This is in reference to the calculation in section 3.3 starting page 20 of this paper.
- I came across an argument which seems to say that the "constraint of Gauss's law" enforces gauge theory on compact spaces to be such that physical states over which the partition function sums over be gauge invariant.
I would like to hear of explanations of the above argument.
- Also the above seems to lead (quite non-obviously to me) to the conclusion that these physical states correspond to traces of products of operators acting on the Fock space vacuum. It is not clear to me as to how this trace is defined such that even after tracing it remains an operator.
{Very often one seems to want these operators to be in the "adjoint of" the gauge group. The meaning and motivation of this demand is not clear to me. (I am familiar with the notion of adjoint representation of Lie groups)}
Related to the above is another claim I see which seems say that massless modes will be absent for any gauge group Yang-Mill's theory and any matter content if the theory is on a compact space. Is the above correct? Why (whether yes or no)?
In such scenarios is the terminology of "basic excitations" of a theory the same thing as single particle states? How are these single particle states in general related to the physical states constructed above?
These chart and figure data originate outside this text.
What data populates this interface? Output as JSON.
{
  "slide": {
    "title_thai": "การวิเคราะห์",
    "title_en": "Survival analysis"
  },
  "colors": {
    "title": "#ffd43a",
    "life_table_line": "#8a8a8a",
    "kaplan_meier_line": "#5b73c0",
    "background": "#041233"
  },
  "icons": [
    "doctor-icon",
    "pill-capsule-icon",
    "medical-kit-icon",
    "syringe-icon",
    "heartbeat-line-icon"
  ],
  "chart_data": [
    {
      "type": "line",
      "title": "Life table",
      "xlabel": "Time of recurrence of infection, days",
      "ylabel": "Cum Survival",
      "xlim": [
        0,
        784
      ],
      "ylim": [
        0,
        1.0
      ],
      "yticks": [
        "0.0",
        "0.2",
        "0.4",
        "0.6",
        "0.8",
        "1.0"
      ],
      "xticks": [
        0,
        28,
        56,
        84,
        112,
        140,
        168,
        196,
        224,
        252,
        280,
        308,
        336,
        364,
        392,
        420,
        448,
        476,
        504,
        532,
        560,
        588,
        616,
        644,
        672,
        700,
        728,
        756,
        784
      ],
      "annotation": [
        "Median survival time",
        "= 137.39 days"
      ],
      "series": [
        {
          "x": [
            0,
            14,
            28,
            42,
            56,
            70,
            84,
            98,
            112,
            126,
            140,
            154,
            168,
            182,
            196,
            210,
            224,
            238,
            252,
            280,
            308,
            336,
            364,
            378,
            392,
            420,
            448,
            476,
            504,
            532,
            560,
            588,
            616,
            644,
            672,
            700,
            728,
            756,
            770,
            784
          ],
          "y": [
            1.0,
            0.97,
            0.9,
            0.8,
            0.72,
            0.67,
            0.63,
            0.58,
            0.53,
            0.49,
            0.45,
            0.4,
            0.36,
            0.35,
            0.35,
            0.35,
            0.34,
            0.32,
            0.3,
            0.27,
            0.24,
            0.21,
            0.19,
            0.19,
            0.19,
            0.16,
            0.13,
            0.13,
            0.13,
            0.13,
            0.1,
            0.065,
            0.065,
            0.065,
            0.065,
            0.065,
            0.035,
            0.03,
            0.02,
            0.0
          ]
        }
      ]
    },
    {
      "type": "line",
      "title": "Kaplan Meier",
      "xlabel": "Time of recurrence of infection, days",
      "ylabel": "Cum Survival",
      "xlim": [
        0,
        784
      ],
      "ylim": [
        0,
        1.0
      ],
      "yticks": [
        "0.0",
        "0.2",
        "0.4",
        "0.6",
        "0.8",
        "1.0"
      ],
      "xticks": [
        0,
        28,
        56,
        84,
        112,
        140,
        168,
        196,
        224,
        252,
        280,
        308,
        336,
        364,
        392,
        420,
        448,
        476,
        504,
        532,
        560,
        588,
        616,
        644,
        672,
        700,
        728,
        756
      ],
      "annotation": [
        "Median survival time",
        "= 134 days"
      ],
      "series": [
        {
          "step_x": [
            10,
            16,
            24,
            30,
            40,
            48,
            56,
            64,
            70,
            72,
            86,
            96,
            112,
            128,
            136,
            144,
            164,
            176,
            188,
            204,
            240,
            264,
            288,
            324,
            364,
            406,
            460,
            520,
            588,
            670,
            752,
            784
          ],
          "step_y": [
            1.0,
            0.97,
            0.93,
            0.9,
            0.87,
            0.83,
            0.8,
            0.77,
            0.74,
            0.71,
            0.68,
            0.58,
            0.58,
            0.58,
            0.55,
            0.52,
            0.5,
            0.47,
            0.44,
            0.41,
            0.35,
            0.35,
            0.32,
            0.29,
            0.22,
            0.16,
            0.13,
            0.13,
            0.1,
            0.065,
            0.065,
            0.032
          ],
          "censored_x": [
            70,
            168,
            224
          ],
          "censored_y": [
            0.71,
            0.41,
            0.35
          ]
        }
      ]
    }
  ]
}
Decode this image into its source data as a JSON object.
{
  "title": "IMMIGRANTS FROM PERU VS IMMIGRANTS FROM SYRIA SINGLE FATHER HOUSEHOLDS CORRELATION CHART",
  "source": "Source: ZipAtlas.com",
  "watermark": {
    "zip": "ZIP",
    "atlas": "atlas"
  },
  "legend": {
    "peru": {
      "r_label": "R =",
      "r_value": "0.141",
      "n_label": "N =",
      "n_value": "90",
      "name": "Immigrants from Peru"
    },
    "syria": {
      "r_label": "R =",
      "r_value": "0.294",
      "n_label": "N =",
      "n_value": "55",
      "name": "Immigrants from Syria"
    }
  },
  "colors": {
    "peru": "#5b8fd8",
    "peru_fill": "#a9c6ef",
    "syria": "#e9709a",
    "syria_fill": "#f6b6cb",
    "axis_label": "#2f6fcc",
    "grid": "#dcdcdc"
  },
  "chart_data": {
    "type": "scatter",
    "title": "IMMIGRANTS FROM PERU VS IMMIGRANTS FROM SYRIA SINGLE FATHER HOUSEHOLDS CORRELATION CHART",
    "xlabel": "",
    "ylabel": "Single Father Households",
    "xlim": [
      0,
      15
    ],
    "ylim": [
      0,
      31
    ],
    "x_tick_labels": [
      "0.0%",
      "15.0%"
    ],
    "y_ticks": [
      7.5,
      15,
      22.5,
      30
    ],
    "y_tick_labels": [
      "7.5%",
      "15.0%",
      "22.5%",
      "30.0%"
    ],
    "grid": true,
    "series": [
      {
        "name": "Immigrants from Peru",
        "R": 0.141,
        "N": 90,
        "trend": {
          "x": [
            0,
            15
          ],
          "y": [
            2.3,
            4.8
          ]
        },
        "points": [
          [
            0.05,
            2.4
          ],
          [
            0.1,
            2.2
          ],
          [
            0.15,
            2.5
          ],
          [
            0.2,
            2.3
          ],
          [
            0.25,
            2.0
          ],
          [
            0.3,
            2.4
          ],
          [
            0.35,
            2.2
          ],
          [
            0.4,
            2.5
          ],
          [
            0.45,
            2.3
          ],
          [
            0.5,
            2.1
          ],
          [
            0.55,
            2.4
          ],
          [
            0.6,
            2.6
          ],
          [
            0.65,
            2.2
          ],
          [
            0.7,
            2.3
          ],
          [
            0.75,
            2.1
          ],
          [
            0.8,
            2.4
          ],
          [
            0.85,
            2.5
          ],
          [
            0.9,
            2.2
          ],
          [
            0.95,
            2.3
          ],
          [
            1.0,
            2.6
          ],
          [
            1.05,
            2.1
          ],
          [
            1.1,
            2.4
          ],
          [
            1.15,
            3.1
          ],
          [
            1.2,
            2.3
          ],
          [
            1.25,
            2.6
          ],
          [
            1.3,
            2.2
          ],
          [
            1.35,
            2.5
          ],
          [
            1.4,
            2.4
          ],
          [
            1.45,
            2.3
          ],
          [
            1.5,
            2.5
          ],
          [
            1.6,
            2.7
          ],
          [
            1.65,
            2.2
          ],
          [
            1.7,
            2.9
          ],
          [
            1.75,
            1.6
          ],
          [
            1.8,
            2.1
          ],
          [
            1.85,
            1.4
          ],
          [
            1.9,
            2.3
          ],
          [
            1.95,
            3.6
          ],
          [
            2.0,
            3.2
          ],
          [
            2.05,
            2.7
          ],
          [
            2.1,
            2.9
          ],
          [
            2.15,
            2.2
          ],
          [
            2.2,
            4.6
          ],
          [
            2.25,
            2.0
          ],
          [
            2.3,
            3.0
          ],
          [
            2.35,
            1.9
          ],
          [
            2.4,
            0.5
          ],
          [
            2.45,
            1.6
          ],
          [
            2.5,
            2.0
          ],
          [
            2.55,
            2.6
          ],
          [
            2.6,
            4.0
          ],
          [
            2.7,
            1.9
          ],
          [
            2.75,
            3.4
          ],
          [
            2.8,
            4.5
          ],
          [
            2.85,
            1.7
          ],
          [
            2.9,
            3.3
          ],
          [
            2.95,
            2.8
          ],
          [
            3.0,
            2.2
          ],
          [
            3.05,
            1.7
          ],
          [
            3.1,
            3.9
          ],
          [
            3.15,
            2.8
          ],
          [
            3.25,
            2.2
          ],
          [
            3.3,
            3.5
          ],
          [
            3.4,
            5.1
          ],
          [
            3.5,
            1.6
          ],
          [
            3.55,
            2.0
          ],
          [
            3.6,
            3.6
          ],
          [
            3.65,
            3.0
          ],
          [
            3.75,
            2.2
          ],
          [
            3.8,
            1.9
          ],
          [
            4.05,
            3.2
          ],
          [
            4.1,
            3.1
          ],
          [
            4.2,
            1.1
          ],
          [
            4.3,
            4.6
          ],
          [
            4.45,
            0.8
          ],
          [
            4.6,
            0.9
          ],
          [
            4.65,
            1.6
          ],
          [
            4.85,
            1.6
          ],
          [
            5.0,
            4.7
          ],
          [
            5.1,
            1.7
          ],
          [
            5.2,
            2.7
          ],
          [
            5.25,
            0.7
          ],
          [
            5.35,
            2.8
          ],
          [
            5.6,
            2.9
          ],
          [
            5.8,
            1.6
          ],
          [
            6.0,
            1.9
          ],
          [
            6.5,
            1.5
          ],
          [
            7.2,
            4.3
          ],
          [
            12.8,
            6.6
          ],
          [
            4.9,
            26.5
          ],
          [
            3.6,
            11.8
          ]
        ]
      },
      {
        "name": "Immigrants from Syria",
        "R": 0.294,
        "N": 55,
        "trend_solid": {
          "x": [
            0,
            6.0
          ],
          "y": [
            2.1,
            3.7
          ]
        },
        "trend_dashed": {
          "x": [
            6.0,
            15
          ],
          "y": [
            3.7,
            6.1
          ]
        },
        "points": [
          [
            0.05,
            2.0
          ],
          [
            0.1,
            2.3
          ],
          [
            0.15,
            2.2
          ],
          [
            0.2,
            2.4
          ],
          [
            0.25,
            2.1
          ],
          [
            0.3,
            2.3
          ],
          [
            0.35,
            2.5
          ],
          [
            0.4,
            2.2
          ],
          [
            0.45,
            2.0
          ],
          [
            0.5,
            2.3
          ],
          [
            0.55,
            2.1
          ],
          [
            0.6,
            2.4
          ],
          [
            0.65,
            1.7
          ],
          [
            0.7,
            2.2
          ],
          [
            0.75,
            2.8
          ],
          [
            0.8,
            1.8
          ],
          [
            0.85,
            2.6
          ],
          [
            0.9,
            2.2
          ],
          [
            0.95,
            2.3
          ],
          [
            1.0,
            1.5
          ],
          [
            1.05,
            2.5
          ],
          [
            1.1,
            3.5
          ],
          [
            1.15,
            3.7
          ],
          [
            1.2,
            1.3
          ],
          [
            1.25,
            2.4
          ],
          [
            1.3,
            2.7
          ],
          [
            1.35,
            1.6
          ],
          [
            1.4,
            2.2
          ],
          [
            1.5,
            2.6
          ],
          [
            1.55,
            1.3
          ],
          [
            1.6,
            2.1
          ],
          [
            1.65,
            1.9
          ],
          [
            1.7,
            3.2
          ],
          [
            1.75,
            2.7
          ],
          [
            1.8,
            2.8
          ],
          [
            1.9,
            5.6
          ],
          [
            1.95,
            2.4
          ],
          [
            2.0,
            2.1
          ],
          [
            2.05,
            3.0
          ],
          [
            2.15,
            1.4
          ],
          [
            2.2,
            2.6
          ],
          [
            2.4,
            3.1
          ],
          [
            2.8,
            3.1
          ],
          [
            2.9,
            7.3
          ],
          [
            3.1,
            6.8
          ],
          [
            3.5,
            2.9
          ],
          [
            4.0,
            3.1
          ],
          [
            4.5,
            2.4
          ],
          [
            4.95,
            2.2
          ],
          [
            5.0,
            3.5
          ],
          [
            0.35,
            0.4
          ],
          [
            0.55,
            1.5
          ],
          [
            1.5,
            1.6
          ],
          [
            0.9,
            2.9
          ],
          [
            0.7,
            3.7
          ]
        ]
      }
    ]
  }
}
Which of these is what is referred to when people talk of "modes" of a QFT?
- If there is a gauge symmetry by definition it will commute with the Hamiltonian and hence the states of the theory at every energy level will form a representation of the gauge group. Can something be said about its reducibility or not?
The claim seems to be that if the there are say $n_E$ quanta at the energy level $E$ (transforming under say representation $R_E$ of the gauge group) then when counting its contribution to the partition function the boltzman factor has to further weighted by the number of $1$ dimensional representations ("singlets" ?) in the $n$-fold symmetric (for bosons) or the anti-symmetric (for fermions) tensor power of $R_E$.
I would be glad to know of explanations of the above.